What is understood today about the nature of atmosphere, weather and climate is the
culmination of centuries of painstaking inquiry from scientists from many disciplines. Physicists,
chemists, astronomers, and other applied basic principles in unlocking the mysteries of the
atmosphere. The roots of modern meteorology in fact, extend back to the 4th century B.C. and
Aristotle's "Meteorological", the first treatise on atmospheric science.
Although much progress has been made, many questions remain regarding the workings of the
atmosphere, weather and climate.
Modern atmospheric scientists (meteorologists and
climatologists) continue the efforts of their predecessors and although armed with sophisticated
tools such as satellites and electronic computers, they still rely on the scientific method of
investigation.
Weather is the state of the atmosphere at some place and time, described in terms of such
variables as temperature, cloudiness, precipitation and wind. On the other, climate is a weather
condition at some locality averaged over a specified time period, but climate encompasses more
than this. Departures from averages and extremes in weather are also important aspects of climate.
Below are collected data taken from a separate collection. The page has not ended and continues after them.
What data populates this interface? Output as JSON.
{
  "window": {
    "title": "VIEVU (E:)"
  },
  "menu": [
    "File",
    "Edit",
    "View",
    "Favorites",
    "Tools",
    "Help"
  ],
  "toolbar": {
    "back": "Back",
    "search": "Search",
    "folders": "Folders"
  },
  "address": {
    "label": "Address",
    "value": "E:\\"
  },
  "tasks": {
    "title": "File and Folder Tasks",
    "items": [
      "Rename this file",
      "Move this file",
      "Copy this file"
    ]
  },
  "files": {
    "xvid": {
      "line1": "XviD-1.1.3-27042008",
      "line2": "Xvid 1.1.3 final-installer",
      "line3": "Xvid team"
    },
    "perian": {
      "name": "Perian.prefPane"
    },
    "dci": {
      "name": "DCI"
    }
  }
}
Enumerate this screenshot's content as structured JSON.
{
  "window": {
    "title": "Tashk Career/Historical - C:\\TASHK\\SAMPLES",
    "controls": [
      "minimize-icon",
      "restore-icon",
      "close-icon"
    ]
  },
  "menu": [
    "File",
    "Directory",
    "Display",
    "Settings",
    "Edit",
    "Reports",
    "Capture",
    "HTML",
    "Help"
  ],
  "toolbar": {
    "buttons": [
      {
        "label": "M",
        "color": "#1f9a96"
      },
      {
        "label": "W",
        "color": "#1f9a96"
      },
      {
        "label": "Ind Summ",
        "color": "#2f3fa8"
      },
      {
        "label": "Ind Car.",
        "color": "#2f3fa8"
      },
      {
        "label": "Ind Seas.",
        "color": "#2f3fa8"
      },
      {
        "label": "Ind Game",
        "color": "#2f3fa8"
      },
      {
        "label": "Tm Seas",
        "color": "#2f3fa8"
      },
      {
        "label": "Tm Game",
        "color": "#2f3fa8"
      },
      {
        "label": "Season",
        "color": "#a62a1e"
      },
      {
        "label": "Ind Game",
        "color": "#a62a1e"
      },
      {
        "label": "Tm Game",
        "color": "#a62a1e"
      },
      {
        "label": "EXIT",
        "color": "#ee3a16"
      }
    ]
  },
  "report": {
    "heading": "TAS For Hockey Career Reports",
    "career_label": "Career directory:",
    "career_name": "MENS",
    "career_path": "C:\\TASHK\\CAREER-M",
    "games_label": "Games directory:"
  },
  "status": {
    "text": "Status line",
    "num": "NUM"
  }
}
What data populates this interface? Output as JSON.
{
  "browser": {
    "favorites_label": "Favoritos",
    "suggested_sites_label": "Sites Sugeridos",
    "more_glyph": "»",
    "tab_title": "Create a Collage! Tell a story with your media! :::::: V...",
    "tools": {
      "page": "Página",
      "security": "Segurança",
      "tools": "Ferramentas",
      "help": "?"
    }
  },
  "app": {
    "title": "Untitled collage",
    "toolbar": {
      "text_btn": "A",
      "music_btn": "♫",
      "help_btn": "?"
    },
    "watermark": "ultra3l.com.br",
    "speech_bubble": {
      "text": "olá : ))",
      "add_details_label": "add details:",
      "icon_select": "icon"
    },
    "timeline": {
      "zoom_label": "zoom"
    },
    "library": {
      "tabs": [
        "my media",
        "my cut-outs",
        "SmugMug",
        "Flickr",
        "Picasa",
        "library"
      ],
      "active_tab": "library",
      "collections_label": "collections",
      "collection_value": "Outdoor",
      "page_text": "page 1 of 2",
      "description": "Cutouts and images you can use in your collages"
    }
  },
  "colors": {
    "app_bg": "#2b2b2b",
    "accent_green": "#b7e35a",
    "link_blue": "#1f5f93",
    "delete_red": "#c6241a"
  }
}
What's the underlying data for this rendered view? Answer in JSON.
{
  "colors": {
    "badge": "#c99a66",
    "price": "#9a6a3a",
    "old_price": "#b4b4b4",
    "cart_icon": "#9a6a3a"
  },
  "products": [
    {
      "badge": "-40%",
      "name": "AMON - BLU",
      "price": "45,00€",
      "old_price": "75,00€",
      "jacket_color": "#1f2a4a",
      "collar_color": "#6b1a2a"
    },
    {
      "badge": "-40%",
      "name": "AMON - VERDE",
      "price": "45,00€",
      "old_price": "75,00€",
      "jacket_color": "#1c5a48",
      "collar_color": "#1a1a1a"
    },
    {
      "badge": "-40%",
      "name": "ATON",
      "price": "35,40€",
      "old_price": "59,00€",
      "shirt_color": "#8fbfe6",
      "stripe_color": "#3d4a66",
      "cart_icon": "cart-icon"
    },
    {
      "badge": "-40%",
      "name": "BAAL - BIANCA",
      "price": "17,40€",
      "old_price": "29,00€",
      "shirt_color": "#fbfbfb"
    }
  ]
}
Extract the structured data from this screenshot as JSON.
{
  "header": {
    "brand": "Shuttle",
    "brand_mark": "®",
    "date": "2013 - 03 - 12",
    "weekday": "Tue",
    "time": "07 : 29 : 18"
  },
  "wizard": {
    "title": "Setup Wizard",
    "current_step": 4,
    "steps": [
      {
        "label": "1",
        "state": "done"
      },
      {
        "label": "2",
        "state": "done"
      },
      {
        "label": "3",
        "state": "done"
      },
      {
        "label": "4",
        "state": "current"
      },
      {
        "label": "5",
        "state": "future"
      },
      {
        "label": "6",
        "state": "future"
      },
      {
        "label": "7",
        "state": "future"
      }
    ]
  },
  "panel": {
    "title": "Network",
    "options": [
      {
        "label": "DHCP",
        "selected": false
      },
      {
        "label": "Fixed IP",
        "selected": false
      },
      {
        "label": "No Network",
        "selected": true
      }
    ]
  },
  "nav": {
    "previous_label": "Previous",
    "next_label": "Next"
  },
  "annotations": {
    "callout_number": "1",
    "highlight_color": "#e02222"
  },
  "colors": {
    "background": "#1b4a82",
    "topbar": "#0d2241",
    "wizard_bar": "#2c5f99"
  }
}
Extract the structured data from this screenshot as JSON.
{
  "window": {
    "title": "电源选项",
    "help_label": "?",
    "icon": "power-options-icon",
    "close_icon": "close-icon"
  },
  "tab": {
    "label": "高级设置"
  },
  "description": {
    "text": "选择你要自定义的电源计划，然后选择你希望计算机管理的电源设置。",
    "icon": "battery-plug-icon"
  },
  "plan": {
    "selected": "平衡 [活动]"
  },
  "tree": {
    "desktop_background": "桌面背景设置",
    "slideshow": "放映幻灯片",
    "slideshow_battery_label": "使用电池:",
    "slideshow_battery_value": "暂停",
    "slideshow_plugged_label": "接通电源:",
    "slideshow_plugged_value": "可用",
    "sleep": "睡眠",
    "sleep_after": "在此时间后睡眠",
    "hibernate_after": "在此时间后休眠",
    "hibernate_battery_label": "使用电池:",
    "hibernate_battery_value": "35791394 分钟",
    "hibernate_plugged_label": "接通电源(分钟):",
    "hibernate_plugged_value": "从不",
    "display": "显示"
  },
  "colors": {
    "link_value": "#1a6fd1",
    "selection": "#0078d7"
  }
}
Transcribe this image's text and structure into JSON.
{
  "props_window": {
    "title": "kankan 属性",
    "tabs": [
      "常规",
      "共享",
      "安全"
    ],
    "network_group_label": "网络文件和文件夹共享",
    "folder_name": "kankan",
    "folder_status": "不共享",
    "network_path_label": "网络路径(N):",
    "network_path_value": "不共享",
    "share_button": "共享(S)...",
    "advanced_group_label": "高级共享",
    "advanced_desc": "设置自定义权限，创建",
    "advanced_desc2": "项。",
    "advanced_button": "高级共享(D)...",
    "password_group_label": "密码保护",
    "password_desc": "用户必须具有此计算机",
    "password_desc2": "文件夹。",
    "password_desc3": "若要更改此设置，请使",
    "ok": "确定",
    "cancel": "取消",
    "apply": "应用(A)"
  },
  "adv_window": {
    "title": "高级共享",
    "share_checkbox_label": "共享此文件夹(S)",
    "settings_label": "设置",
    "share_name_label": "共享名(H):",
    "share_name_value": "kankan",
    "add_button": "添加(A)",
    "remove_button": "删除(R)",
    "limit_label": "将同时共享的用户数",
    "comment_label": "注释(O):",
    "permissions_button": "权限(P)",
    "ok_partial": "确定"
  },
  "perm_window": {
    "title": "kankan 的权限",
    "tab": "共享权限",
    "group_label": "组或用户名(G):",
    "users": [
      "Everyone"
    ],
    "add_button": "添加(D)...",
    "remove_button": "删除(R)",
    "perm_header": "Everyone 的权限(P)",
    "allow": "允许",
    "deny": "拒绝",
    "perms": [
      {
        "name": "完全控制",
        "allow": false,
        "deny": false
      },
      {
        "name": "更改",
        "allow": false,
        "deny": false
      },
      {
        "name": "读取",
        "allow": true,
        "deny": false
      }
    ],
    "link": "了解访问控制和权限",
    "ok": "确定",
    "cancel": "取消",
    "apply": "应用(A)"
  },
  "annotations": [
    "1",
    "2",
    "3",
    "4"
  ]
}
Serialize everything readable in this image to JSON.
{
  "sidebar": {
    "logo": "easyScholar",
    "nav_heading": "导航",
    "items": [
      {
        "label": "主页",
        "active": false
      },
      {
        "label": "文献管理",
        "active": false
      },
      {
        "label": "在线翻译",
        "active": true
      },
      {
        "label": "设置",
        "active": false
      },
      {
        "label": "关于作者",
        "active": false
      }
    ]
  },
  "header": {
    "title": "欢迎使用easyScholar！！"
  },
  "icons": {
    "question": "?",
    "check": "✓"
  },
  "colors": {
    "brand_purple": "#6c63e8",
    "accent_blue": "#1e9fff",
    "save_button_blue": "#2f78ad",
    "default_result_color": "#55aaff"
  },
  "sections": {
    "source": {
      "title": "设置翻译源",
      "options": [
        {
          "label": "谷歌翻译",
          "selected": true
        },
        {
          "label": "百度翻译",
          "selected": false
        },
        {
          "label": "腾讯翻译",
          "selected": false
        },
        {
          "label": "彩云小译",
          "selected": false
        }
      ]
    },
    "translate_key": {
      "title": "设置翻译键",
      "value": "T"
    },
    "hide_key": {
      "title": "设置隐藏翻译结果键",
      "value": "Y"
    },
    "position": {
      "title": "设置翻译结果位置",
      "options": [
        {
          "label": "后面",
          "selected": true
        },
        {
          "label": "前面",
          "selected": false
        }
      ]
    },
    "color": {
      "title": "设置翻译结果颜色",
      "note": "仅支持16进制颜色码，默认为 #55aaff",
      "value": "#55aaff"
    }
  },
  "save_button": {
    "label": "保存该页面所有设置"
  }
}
Climate can be considered the ultimate environmental control in that climate determines, for
example, what crops to be cultivated, the long-term water supply, and the average heating and
cooling requirements of homes.
The atmosphere, where weather takes place, encircles the globe as a relatively thin envelope of
gases and tiny suspended particles. In fact, 99% of the atmosphere's mass is confined to a layer
having a thickness that is only about 0.25% of the earth's diameter. And yet, the thin atmospheric
skin is essential for life and the orderly functioning of physical and biological processes on earth.
The atmosphere shield organisms from exposure to hazardous levels of ultraviolet radiation, it
contains the gases required for the life-sustaining processes of cellular respiration and
photosynthesis; and it supplies the water needed by all life.
The Origin of the Atmosphere
The origin of the atmosphere on logical grounds was not a unique event. It was inextricably
associated with evolutionary processes that brought the earth out of seeming cosmic chaos.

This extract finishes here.